My initial reaction to this collection was that, like most collections of conference papers, it was a hodge-podge of essays more or less of value to the student of Platonism. In thinking through them again for this review, it struck me that there is a broad unity of theme that I was not initially aware of. I have tried to emphasize that unity here, a unity that manifests the astonishing vitality of Platonism. Anti-Platonism, so to say, is the position that virtually every philosophical claim made in this volume is false. That itself is a very large claim, indeed.

1 comment:

  1. I wish to comment, not on Professor Gerson’s review, but on Professor Slezak’s position alluded to in the third paragraph of the review. It is true that I have not read Slezak’s contribution to the book under review, yet I have read his Reading Plato which, I suppose, represents adequately his fundamental standpoint.

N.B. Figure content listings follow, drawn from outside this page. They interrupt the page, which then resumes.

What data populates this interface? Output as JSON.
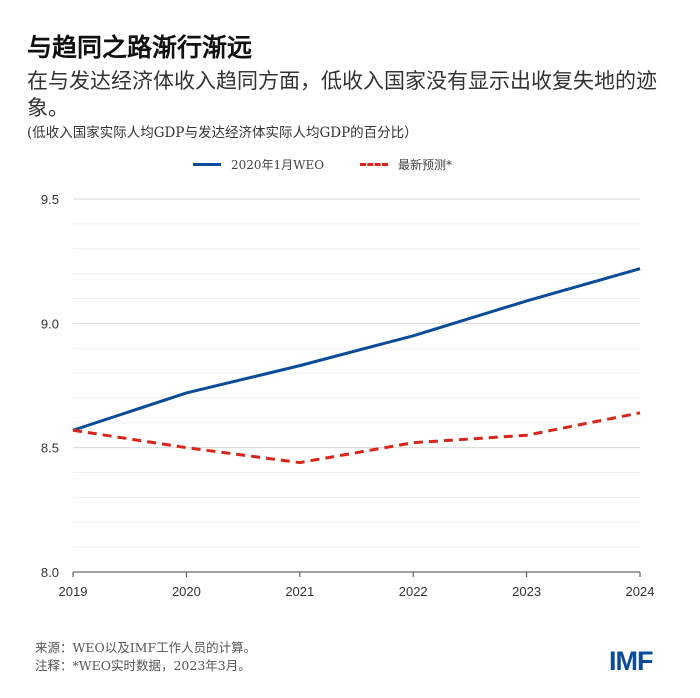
{
  "title": "与趋同之路渐行渐远",
  "subtitle": "在与发达经济体收入趋同方面，低收入国家没有显示出收复失地的迹象。",
  "unit": "(低收入国家实际人均GDP与发达经济体实际人均GDP的百分比）",
  "source": "来源：WEO以及IMF工作人员的计算。",
  "note": "注释：*WEO实时数据，2023年3月。",
  "logo": "IMF",
  "chart_data": {
    "type": "line",
    "x": [
      2019,
      2020,
      2021,
      2022,
      2023,
      2024
    ],
    "xtick_labels": [
      "2019",
      "2020",
      "2021",
      "2022",
      "2023",
      "2024"
    ],
    "ylim": [
      8.0,
      9.5
    ],
    "yticks": [
      8.0,
      8.5,
      9.0,
      9.5
    ],
    "ytick_labels": [
      "8.0",
      "8.5",
      "9.0",
      "9.5"
    ],
    "grid": true,
    "legend_placement": "top",
    "series": [
      {
        "name": "2020年1月WEO",
        "color": "#0a4c9a",
        "style": "solid",
        "values": [
          8.57,
          8.72,
          8.83,
          8.95,
          9.09,
          9.22
        ]
      },
      {
        "name": "最新预测*",
        "color": "#d9261c",
        "style": "dashed",
        "values": [
          8.57,
          8.5,
          8.44,
          8.52,
          8.55,
          8.64
        ]
      }
    ]
  }
}
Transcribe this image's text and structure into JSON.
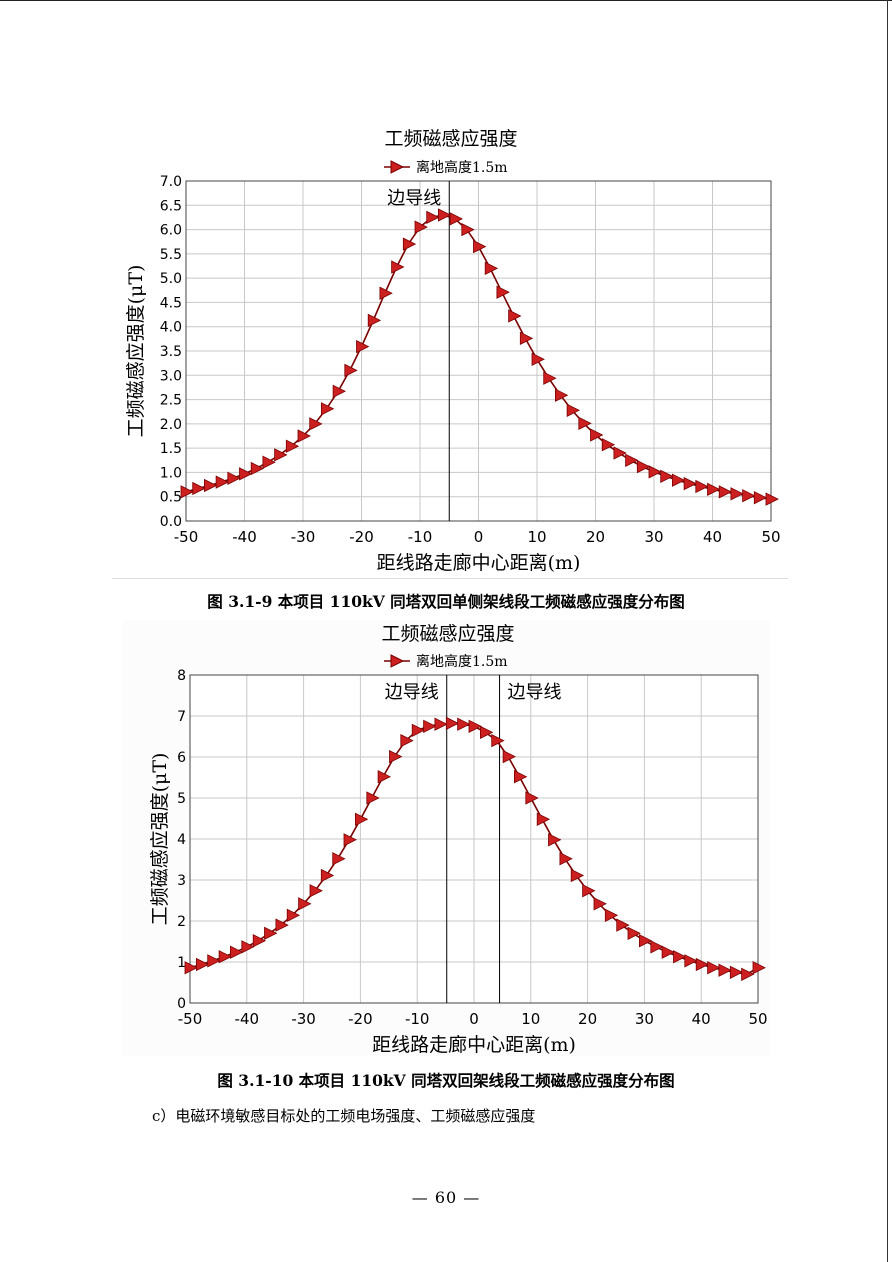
{
  "document": {
    "caption_1": "图 3.1-9  本项目 110kV 同塔双回单侧架线段工频磁感应强度分布图",
    "caption_2": "图 3.1-10    本项目 110kV 同塔双回架线段工频磁感应强度分布图",
    "body_text": "c）电磁环境敏感目标处的工频电场强度、工频磁感应强度",
    "page_number": "—  60  —"
  },
  "colors": {
    "marker_fill": "#cc1f1f",
    "marker_stroke": "#7a0000",
    "line": "#7a0000",
    "grid": "#c8c8c8",
    "axis": "#000000"
  },
  "chart_data": [
    {
      "type": "line",
      "title": "工频磁感应强度",
      "xlabel": "距线路走廊中心距离(m)",
      "ylabel": "工频磁感应强度(μT)",
      "xlim": [
        -50,
        50
      ],
      "ylim": [
        0,
        7
      ],
      "xticks": [
        -50,
        -40,
        -30,
        -20,
        -10,
        0,
        10,
        20,
        30,
        40,
        50
      ],
      "yticks": [
        0.0,
        0.5,
        1.0,
        1.5,
        2.0,
        2.5,
        3.0,
        3.5,
        4.0,
        4.5,
        5.0,
        5.5,
        6.0,
        6.5,
        7.0
      ],
      "ytick_decimals": 1,
      "grid": true,
      "legend_position": "top-center",
      "marker": "triangle-right",
      "annotations": [
        {
          "text": "边导线",
          "x": -5,
          "side": "left"
        }
      ],
      "series": [
        {
          "name": "离地高度1.5m",
          "x": [
            -50,
            -48,
            -46,
            -44,
            -42,
            -40,
            -38,
            -36,
            -34,
            -32,
            -30,
            -28,
            -26,
            -24,
            -22,
            -20,
            -18,
            -16,
            -14,
            -12,
            -10,
            -8,
            -6,
            -4,
            -2,
            0,
            2,
            4,
            6,
            8,
            10,
            12,
            14,
            16,
            18,
            20,
            22,
            24,
            26,
            28,
            30,
            32,
            34,
            36,
            38,
            40,
            42,
            44,
            46,
            48,
            50
          ],
          "y": [
            0.6,
            0.67,
            0.73,
            0.8,
            0.88,
            0.97,
            1.08,
            1.21,
            1.36,
            1.54,
            1.75,
            2.0,
            2.31,
            2.67,
            3.1,
            3.59,
            4.13,
            4.69,
            5.23,
            5.7,
            6.05,
            6.25,
            6.3,
            6.22,
            6.0,
            5.65,
            5.2,
            4.71,
            4.22,
            3.76,
            3.33,
            2.94,
            2.59,
            2.28,
            2.01,
            1.77,
            1.57,
            1.4,
            1.25,
            1.12,
            1.01,
            0.92,
            0.84,
            0.77,
            0.71,
            0.65,
            0.6,
            0.56,
            0.52,
            0.48,
            0.45
          ]
        }
      ]
    },
    {
      "type": "line",
      "title": "工频磁感应强度",
      "xlabel": "距线路走廊中心距离(m)",
      "ylabel": "工频磁感应强度(μT)",
      "xlim": [
        -50,
        50
      ],
      "ylim": [
        0,
        8
      ],
      "xticks": [
        -50,
        -40,
        -30,
        -20,
        -10,
        0,
        10,
        20,
        30,
        40,
        50
      ],
      "yticks": [
        0,
        1,
        2,
        3,
        4,
        5,
        6,
        7,
        8
      ],
      "ytick_decimals": 0,
      "grid": true,
      "legend_position": "top-center",
      "marker": "triangle-right",
      "annotations": [
        {
          "text": "边导线",
          "x": -4.8,
          "side": "left"
        },
        {
          "text": "边导线",
          "x": 4.5,
          "side": "right"
        }
      ],
      "series": [
        {
          "name": "离地高度1.5m",
          "x": [
            -50,
            -48,
            -46,
            -44,
            -42,
            -40,
            -38,
            -36,
            -34,
            -32,
            -30,
            -28,
            -26,
            -24,
            -22,
            -20,
            -18,
            -16,
            -14,
            -12,
            -10,
            -8,
            -6,
            -4,
            -2,
            0,
            2,
            4,
            6,
            8,
            10,
            12,
            14,
            16,
            18,
            20,
            22,
            24,
            26,
            28,
            30,
            32,
            34,
            36,
            38,
            40,
            42,
            44,
            46,
            48,
            50
          ],
          "y": [
            0.86,
            0.94,
            1.03,
            1.13,
            1.24,
            1.37,
            1.52,
            1.7,
            1.9,
            2.14,
            2.42,
            2.74,
            3.11,
            3.52,
            3.98,
            4.48,
            5.0,
            5.52,
            6.01,
            6.4,
            6.65,
            6.75,
            6.8,
            6.82,
            6.8,
            6.75,
            6.6,
            6.4,
            6.01,
            5.52,
            5.0,
            4.48,
            3.98,
            3.52,
            3.11,
            2.74,
            2.42,
            2.14,
            1.9,
            1.7,
            1.52,
            1.37,
            1.24,
            1.13,
            1.03,
            0.94,
            0.86,
            0.8,
            0.75,
            0.7,
            0.86
          ]
        }
      ]
    }
  ]
}
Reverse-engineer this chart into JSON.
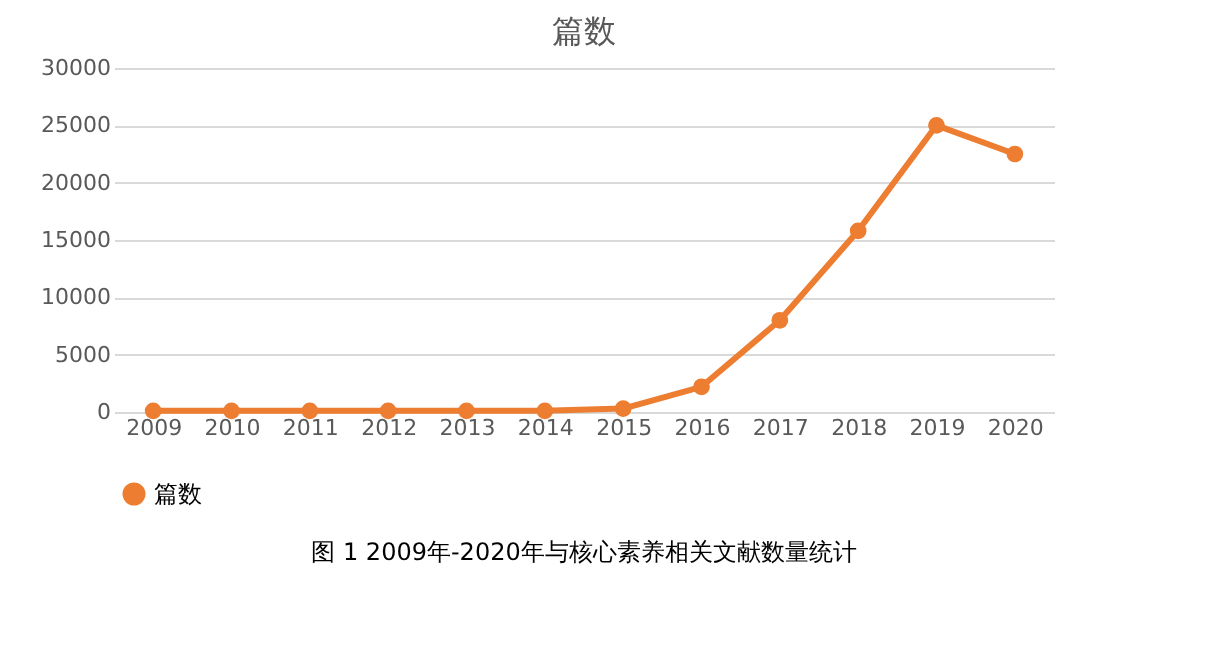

    Against Slezak I would argue that Plato’s objection to putting any profound philosophical insight in a written text applies with equal force to conveying any such insight in any fixed oral formulation. Plato’s opposition to putting serious philosophical reflection in a written text was not esoteric in intent. He did not abstain from writing serious philosophical dissertations because he wanted to confine the wisdom disclosed to a select few, but because he believed that any determinate formulation of a philosophical point of view is necessarily inherently defective. Hence he insists that philosophical insight can only be attained in the live give and take of a dialectic that destroys (transcends, if you will) its own presuppositions. The Lecture on the Good, I would imagine, would not be a pontifical pronouncement of doctrine, but a hornet’s nest of challenges and perturbing questionings.



    Plato’s profound and rich philosophical insights are not to be sought in what his writings say, nor to be vainly chased in the phantom world of unwritten and, for us, unspoken, dogmata, but are to be garnered by creatively engaging with his writings as prophetic enigma’s.


    That dialectic should form “a central part of the unwritten teaching” calls for no argument, for dialectic is the soul of philosophy for Plato: indeed dialegesthai and philosophein are interchangeable in Plato’s writings. This in no way supports the view that the ‘unwritten teaching’ was esoteric or that it incorporated a fixed body of doctrine. The ‘unwritten teaching’ – what Plato put through to his students in the Academy – could have nothing in the way of pure philosophy (that is, leaving aside mathematics and other specialized disciplines) over and above what we can derive – and what Plato, I believe, meant his readers to derive – from an imaginative reading of the dialogues.



    If there had been a “doctrine of first principles contined in the unwritten teaching” that would have been just the thing Aristotle would have most firmly grasped, the thing most congenial to Aristotle’s special genius. Yet, for myself, I cannot find in what Aristotle ascribes to Plato anything worthy of being seen as the crème de la crème of any thinker worth his salt, let alone a Plato – barring the supposition that Plato had excluded Aristotle from the innermost circle of his students.